Posted by: nrg | Apr 11, 2007 2:33:48 PM
I am .... confused. I could swear you blogged the beef tale before. But then, the rest of this post doesn't sound familiar.
Am I overworked from codes and humanities?
Posted by: a. | Apr 11, 2007 3:29:34 PM
nrg... It's never too late to start. If you're going to be paying for therapy anyway... :-)
a. ... Nope, not that I remember. But then it is an old story so you could have heard it in a hundred places. Of course you could be thinking of the infamous 'bee froll' scandal. :-)
Posted by: treppenwitz | Apr 11, 2007 3:37:00 PM
This is certainly a new way to preserve memories. Nice.
Posted by: tnspr569 | Apr 11, 2007 3:39:35 PM
No, it wasn't that shoe post; I know I have read exactly that story here before. Maybe someone featured it in the comments at some point?
Anyone remember? It's driving me a bit nuts ... :)
Posted by: a. | Apr 11, 2007 7:01:34 PM
That's a great idea! I'm working on the genealogy of my family and writing a family history. Just now, your post inspired me to add a little song that I made up when my kids were little, to teach them to treat our cats kindly:
[to the tune of "Row, Row, Row Your Boat]
Pat, pat, pat the cat
Gently on her fur
Meow, meow, meow, meow
You can make her purr!
Posted by: Shoshana (Bershad) | Apr 11, 2007 7:28:19 PM
Well, I've never heard the beef version of that story before. The version I learned was the epitome of treif - you guessed it - it was an h-a-m - and involved the new husband asking his wife why she cut off the ends, and the answer being of course that her mother always did it that way. The husband, when he sees his mother-in-law, asks why, and she says her mother always did it that way. The grandmother, when he gets to ask her, says "to make it fit in the pan". Since of course no Jewish woman would be cooking such a thing, one could assume that the story would of course not apply to her, since she wouldn't be so foolish as to follow this silly - habit. Can't quite elevate this one to the status of a custom.
And I've never even heard the song before. Missed the opportunity to inflict that cause for therapy on my child. And I think I'll leave it that way....
Posted by: Iris | Apr 11, 2007 7:58:24 PM
a) Sounds like the version my dad taught me from the Chad Mitchell Trio (that may bring back memories).
b) When my parents made their first Pesach, my mother wanted to serve stuffed cabbage at the Seder.
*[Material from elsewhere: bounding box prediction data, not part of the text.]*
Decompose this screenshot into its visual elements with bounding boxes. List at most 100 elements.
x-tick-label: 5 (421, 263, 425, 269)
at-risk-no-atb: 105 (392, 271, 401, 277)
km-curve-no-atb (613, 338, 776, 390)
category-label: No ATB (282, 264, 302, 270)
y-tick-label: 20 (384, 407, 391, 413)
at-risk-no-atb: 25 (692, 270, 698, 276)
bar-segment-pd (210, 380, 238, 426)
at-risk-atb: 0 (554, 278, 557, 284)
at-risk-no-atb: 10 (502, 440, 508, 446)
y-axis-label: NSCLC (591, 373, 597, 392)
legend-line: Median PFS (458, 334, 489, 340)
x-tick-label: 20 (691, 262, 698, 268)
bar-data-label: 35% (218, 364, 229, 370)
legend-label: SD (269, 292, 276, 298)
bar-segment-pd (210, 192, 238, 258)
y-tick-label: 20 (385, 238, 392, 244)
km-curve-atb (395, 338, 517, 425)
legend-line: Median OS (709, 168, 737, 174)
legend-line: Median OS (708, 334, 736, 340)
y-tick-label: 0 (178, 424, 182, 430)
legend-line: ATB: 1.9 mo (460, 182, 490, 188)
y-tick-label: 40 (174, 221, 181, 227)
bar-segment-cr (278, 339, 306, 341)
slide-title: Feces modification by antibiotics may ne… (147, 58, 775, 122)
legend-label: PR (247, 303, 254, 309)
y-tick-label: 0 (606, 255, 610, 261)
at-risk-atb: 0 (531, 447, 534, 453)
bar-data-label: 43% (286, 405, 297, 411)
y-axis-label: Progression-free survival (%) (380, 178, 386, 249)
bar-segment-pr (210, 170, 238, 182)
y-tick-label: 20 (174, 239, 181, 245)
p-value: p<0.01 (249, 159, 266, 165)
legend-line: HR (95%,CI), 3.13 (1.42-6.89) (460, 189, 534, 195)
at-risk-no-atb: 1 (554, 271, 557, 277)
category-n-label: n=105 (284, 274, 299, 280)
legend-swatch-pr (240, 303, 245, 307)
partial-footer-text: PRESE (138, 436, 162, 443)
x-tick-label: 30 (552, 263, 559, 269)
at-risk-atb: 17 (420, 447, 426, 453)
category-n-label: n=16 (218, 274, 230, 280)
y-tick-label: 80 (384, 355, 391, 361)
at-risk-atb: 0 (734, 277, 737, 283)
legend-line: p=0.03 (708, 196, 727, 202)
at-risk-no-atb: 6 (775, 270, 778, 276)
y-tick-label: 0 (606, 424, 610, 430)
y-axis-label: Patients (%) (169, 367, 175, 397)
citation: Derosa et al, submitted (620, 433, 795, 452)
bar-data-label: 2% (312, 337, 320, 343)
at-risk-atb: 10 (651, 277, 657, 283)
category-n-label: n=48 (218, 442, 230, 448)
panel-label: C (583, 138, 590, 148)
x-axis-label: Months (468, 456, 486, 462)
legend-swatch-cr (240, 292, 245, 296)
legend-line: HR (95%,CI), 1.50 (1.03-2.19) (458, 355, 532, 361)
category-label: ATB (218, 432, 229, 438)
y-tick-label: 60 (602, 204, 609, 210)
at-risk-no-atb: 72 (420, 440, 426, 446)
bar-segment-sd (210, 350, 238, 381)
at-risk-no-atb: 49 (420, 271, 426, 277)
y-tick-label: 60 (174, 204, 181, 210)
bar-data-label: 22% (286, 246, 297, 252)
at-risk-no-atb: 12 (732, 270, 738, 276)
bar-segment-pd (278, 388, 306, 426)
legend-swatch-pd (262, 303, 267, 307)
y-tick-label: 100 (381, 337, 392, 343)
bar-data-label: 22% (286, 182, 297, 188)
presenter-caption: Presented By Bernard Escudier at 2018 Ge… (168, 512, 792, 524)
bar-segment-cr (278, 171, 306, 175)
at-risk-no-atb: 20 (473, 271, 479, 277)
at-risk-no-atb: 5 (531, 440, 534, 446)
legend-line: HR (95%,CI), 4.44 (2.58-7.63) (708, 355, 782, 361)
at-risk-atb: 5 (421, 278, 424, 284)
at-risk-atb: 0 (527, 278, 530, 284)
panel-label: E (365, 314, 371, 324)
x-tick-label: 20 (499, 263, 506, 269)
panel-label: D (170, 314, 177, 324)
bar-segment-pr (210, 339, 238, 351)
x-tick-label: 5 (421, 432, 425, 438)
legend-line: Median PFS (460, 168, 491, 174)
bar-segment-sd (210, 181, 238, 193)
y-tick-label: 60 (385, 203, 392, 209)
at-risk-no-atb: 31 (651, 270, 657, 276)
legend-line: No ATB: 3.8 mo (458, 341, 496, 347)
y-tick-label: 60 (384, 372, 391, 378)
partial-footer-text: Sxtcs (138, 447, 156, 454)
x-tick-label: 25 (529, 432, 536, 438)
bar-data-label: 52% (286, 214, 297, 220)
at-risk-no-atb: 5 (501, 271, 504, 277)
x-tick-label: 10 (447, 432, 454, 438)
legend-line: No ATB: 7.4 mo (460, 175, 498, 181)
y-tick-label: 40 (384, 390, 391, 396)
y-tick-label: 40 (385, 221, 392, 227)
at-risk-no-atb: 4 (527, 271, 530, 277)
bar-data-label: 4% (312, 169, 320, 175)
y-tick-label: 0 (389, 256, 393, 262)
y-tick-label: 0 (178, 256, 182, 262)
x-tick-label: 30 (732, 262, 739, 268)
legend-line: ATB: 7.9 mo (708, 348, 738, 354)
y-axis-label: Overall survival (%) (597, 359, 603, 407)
My grandmother insisted that was against the law. The issue was finally clarified by my great-grandmother, who simply said: "Cabbage was not available in Poland at Pesach-time." This is how traditions are born. Needless to say, my mother's Pesach stuffed cabbage has been served ever since.
Posted by: Elisha | Apr 11, 2007 8:55:44 PM
Oh, I just loooove those Pesach "traditions", Elisha. We don't eat so many foods because my grandmother says they didn't eat them in Europe. I can't wait to break those traditions.
Posted by: SaraK | Apr 11, 2007 10:27:42 PM
Great idea, preserving family memories on ye olde blogge. I just posted one of my own. (The link doesn't show up here, for some odd reason, so here it is.
Posted by: Shira Salamone | Apr 12, 2007 3:04:05 AM
The enemy ship is alternately Turkish, English, French, Spanish or even Mongol (did they even have ships?).
The term "kamikaze" comes from the "divine winds" that prevented a pair of seaborne Mongol invasions of Japan.